# tailors in satwa



## 26bowsher (Jan 28, 2010)

i've heard great things about the tailors there, looking for a shirt and smart trousers, any idea of costs.....


----------



## Elphaba (Jan 24, 2008)

Depnds on how complex, but it is never much. A full suit is between Dhs 400 - 800

I recommend Whistle & Flute who are in the alleyway behind Plant Street. They have some fabrics in stock, or you can buy your own fabric from Deepaks, which is further down the road.

-


----------



## 26bowsher (Jan 28, 2010)

Elphaba said:


> Depnds on how complex, but it is never much. A full suit is between Dhs 400 - 800
> 
> I recommend Whistle & Flute who are in the alleyway behind Plant Street.
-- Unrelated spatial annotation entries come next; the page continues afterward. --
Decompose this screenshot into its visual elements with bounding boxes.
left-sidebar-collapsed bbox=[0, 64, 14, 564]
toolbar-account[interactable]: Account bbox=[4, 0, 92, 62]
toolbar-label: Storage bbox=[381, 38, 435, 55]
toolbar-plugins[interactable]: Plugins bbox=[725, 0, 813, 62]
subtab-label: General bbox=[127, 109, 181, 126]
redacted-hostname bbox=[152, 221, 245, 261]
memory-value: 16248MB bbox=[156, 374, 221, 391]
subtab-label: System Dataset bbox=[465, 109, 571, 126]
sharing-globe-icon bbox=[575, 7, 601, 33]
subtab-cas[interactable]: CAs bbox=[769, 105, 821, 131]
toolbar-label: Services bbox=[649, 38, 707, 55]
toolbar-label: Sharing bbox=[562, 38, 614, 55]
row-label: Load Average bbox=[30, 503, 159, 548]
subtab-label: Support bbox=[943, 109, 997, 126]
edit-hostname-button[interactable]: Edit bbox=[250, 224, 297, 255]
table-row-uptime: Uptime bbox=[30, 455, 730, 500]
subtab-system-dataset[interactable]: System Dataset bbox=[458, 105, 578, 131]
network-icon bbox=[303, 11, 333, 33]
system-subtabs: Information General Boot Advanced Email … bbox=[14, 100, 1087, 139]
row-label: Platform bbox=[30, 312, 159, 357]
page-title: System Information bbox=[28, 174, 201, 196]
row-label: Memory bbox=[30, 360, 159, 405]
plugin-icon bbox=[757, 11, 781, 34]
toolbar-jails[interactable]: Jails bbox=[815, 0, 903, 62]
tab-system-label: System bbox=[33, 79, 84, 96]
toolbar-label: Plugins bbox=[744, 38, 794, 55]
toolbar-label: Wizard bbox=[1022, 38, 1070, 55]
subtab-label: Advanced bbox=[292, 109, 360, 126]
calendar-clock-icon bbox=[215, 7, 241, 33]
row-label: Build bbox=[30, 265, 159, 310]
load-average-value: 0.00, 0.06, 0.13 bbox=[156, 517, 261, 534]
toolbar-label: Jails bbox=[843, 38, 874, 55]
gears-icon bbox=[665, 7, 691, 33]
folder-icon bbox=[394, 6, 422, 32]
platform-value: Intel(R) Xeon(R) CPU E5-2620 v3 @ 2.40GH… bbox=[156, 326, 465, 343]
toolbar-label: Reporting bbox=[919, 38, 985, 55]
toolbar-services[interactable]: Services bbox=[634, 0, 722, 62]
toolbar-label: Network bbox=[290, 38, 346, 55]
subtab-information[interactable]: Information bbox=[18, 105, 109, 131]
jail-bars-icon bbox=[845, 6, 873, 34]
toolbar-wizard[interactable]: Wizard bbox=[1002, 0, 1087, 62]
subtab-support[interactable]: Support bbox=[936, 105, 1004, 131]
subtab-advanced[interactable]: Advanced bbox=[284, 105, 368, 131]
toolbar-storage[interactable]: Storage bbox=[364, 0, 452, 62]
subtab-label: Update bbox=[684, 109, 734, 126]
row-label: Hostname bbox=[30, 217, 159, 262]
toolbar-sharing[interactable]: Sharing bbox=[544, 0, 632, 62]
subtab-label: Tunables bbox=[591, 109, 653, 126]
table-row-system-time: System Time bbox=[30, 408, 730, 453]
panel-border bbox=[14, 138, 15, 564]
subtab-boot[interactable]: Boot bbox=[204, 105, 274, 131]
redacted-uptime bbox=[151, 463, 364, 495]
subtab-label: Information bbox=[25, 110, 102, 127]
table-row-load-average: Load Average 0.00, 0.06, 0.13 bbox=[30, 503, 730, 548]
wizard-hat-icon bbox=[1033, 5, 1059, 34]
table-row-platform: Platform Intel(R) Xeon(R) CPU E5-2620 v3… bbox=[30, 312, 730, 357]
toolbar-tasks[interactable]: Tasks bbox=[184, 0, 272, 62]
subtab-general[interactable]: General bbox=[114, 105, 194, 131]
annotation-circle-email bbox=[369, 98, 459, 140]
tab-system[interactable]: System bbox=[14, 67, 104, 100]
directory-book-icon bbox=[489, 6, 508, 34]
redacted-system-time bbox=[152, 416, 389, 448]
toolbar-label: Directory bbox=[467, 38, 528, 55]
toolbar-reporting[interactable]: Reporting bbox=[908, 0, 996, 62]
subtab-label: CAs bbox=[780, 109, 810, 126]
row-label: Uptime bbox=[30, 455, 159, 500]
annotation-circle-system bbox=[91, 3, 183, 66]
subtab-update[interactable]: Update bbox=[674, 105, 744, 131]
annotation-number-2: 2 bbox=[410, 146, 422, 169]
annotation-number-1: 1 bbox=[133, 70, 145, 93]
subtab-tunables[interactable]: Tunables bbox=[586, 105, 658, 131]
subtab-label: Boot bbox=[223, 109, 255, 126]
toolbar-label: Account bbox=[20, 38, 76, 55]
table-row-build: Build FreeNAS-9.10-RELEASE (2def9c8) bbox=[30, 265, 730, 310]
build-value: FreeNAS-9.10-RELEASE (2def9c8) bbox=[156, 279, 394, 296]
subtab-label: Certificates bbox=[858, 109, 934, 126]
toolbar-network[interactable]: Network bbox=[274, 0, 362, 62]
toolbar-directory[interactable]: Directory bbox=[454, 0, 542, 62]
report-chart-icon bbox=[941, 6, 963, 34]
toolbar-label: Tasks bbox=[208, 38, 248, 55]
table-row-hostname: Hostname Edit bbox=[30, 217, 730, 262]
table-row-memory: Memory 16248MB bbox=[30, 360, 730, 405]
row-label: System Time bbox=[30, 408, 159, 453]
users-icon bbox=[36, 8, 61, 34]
They have some fabrics in stock, or you can buy your own fabric from Deepaks, which is further down the road.
> 
> -


thats great, thanks!


----------



## mrbig (Sep 10, 2009)

Everything we have had made has been at Deepaks. He has good prices and does fantastic work.


----------



## Dannysigma (Feb 22, 2009)

This is quite helpful, though no hard and fast prices.Shopping by Type Tailors in Dubai - Store Finder - TimeOutDubai.com


----------



## Polar Bear (Jan 23, 2010)

Elphaba said:


> Depnds on how complex, but it is never much. A full suit is between Dhs 400 - 800
> 
> I recommend Whistle & Flute who are in the alleyway behind Plant Street. They have some fabrics in stock, or you can buy your own fabric from Deepaks, which is further down the road.
> 
> -


Are the suits good quality as I will be soon moving to Dubai and am also looking to have couple of made along with 4 - 5 shirts? Also any idea roughly how long will they take?


----------



## Elphaba (Jan 24, 2008)

Polar Bear said:


> Are the suits good quality as I will be soon moving to Dubai and am also looking to have couple of made along with 4 - 5 shirts? Also any idea roughly how long will they take?


Excellent quality (my husband wouldn't touch them otherwise!) and usually take a week or so.

-


----------